はやぶさ2への分離カメラ搭載
出典: フリー百科事典『ウィキペディア(Wikipedia)』 (2020/04/05 22:09 UTC 版)
「DCAM」の記事における「はやぶさ2への分離カメラ搭載」の解説
はやぶさの後継機として計画されたはやぶさ2であったが、その実現までには紆余曲折があった。計画がなかなか進まない中、2009年にはやぶさ2は単にはやぶさの後継機ではなく、新規開発要素を加えていくことが必要であるとの判断がなされ、そこで探査対象小惑星に直径数メートルのクレーターを作るSCI(Small Carry-on Impactor 小型搭載型衝突装置)の搭載が検討されるようになった。
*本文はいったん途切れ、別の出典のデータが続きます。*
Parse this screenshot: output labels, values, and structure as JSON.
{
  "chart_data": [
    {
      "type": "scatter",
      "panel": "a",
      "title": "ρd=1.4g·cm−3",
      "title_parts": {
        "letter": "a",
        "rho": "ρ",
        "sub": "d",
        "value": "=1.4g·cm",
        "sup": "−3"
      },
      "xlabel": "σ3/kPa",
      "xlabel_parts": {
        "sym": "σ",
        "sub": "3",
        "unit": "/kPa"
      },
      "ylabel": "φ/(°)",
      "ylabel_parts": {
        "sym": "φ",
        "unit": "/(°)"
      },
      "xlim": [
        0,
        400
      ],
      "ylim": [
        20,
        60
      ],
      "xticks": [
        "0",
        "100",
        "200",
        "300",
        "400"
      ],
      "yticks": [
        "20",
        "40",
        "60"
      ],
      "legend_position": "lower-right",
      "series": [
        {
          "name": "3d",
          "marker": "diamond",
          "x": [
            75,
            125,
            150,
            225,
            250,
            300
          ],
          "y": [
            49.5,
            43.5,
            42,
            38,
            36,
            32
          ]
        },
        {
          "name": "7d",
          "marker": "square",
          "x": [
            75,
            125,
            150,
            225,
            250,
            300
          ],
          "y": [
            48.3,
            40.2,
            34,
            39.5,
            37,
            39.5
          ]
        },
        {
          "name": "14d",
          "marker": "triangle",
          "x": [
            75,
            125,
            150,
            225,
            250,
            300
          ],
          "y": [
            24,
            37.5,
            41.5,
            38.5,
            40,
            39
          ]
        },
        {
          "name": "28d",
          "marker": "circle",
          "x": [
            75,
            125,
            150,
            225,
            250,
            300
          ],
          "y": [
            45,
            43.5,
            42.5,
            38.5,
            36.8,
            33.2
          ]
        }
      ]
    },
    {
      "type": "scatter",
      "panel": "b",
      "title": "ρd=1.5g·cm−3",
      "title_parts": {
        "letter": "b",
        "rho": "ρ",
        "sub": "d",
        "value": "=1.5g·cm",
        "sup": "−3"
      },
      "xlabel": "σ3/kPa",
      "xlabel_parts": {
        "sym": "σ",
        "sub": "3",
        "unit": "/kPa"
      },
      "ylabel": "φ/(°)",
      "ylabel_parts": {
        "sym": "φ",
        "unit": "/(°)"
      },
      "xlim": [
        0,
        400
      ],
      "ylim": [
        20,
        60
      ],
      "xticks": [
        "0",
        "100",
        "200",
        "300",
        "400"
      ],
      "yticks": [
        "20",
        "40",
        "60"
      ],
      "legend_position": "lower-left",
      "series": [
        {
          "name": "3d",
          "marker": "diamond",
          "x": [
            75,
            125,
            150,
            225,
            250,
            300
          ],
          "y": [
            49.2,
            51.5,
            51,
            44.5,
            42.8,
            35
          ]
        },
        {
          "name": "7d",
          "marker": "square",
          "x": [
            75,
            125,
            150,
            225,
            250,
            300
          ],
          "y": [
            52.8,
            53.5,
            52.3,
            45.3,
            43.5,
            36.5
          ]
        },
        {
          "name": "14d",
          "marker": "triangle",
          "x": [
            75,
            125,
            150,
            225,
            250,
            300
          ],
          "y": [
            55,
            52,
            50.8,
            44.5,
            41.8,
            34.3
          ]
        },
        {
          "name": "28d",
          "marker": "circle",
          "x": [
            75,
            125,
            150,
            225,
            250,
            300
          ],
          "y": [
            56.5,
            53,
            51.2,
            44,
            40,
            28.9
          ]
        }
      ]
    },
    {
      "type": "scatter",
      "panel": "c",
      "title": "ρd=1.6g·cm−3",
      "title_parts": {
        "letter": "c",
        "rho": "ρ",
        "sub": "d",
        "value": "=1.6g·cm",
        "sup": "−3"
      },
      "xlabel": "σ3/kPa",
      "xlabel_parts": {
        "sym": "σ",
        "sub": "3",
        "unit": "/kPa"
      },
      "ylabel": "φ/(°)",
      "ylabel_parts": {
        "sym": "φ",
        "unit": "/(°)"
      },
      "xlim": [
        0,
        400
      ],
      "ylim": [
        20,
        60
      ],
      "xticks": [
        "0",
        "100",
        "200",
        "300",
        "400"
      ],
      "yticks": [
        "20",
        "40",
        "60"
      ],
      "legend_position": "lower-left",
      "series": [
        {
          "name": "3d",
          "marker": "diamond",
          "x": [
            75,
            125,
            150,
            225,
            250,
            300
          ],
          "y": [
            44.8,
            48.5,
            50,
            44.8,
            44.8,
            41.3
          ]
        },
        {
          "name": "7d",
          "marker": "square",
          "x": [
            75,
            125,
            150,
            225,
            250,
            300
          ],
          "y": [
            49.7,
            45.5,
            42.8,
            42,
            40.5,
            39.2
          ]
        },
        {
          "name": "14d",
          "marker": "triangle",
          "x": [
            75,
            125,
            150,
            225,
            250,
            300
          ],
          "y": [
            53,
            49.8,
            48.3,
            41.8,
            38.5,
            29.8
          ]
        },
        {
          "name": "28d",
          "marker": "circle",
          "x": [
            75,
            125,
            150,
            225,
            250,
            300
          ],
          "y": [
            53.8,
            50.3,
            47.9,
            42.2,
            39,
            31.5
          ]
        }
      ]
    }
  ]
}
これはプラスチック爆弾を破裂させることによって、約2キログラムの銅製の弾丸を小惑星表面に撃ち込み、人工クレーターを作って宇宙風化の影響を受けていない小惑星内部の物質のサンプルリターンに挑戦するという計画である。 SCIの計画が進むにつれて、人工クレーター形成時のはやぶさ2の避難先が課題となった。当初は弾丸が小惑星に衝突する状況を遠くから観測する予定であった。しかし人工クレーター形成時に放出される破片などによってはやぶさ2が損傷を受ける可能性があるため、結局、小惑星の影に退避することになった。しかしはやぶさ2が人工クレーター形成時に小惑星の影に隠れてしまうと、実際にSCIが作動したかどうかの確認が出来なくなってしまう。そこで2011年の初め頃になって、IKAROSに搭載したDCAM1、DCAM2のような分離カメラをはやぶさ2に搭載して、小惑星の影に隠れるはやぶさ2の代わりにSCIの作動を確認するアイデアが持ち上がった。 はやぶさ2に搭載されることが検討された分離カメラはDCAM3と名づけられた。当初の計画ではDCAM3の目的は、小惑星の影に退避するはやぶさ2の代わりにSCIが作動したかどうかの確認を行うことであり、また計画はオプション扱いであって、搭載が困難な事態となれば行わない予定であった。そこでDCAM3の開発は基本的にはDCAM1、DCAM2の設計を踏襲する形で制作が進められていった。ただしDCAM1、DCAM2はIKAROSのいわば自撮りが目的であるのに対して、DCAM3の撮影対象はSCIが衝突する小惑星であり、分離カメラを向ける対象が異なるために分離機構の設計に変更が必要であった。あと、DCAM3はDCAM1、DCAM2と比べて長い動作時間が要求されるため、搭載する電池の容量も増やす必要があった。